On September 20 2021, authorities from the Douglas County Sheriff’s Office, the DEA, the FBI, Homeland Security, the Bureau of Indian Affairs, and the Washoe Tribal Police Department of Nevada Division shut down a cannabis farm that was so big that it was visible from space.
Sitting on a 22-acre property in Nevada, the cannabis farm consisted of 160 hoop-greenhouses full of plants of various ages. Together, the plants weighed over 62 tonnes (62,000 kilograms), and police estimate they would have been worth millions of dollars if they’d reached the streets.
The cannabis farm was situated on land allocated to the Snooks family (the land is held in a trust by the Bureau of Indian Affairs). An estimated 80 people were working there on the raid, which likely makes it one of the area’s biggest employers.
And as you might imagine from a farm of that scale, it wasn’t a new operation. According to the Record-Courier, locals have known about the cannabis farm for quite some time. One local, Pine View Estates resident Richard Norman, has been watching the grow since mid-2020. He reported spotting 160 generators (one per greenhouse) on the farm, as well as oil stains under each generator. He is also concerned with the waste left behind by the cannabis farm.
There’s tons of chemicals out there. It’s a hot toxic mess and a dump. All that plastic that’s loose is going to blow all over the Pine Nuts.
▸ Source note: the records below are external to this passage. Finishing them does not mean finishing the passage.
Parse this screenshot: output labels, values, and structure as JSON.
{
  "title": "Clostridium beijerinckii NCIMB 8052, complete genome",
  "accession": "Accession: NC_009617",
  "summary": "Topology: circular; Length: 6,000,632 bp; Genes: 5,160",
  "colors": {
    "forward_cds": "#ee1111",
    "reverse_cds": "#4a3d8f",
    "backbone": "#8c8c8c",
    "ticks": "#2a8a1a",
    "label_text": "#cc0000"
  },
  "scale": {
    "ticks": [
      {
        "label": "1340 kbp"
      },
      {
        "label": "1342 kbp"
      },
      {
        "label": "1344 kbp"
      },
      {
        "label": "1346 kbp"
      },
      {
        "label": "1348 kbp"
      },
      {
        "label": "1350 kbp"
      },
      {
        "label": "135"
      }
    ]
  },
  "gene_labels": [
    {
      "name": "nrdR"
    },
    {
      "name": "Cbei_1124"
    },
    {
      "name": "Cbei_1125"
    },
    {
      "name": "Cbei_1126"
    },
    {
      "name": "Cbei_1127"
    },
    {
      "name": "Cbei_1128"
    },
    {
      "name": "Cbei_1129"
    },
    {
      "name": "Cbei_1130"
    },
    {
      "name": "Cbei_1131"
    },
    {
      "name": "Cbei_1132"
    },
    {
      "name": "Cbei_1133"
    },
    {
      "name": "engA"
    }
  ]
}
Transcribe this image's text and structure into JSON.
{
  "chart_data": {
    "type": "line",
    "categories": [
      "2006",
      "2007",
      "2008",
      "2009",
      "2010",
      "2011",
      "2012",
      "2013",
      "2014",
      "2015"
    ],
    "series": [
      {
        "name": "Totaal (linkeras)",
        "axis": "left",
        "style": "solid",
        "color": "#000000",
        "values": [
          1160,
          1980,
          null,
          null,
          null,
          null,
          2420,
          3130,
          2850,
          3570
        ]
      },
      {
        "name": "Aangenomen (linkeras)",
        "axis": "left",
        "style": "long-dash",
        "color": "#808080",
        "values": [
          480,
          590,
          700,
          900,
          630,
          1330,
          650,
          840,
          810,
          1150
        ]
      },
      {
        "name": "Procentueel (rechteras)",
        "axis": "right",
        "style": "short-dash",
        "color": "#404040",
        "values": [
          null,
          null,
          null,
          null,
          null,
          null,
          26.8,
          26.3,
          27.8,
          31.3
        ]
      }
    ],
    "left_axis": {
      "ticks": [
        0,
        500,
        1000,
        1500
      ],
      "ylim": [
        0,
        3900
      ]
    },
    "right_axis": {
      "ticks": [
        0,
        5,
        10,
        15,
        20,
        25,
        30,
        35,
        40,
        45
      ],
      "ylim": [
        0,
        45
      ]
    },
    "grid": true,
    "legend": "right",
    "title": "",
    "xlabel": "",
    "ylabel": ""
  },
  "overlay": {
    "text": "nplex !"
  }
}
Authorities say they waited so long to raid the cannabis farm because they were hoping to track down the “kingpins” behind the cannabis farm. However, this didn’t end up working — as they only arrested two of the eighty people they questioned. One of these people was arrested for an immigration violation, and the other for possessing a controlled substance that wasn’t cannabis.
Interestingly, authorities didn’t burn the cannabis they seized from the Nevada cannabis farm. Instead, they buried it on the property where it presumably still sits.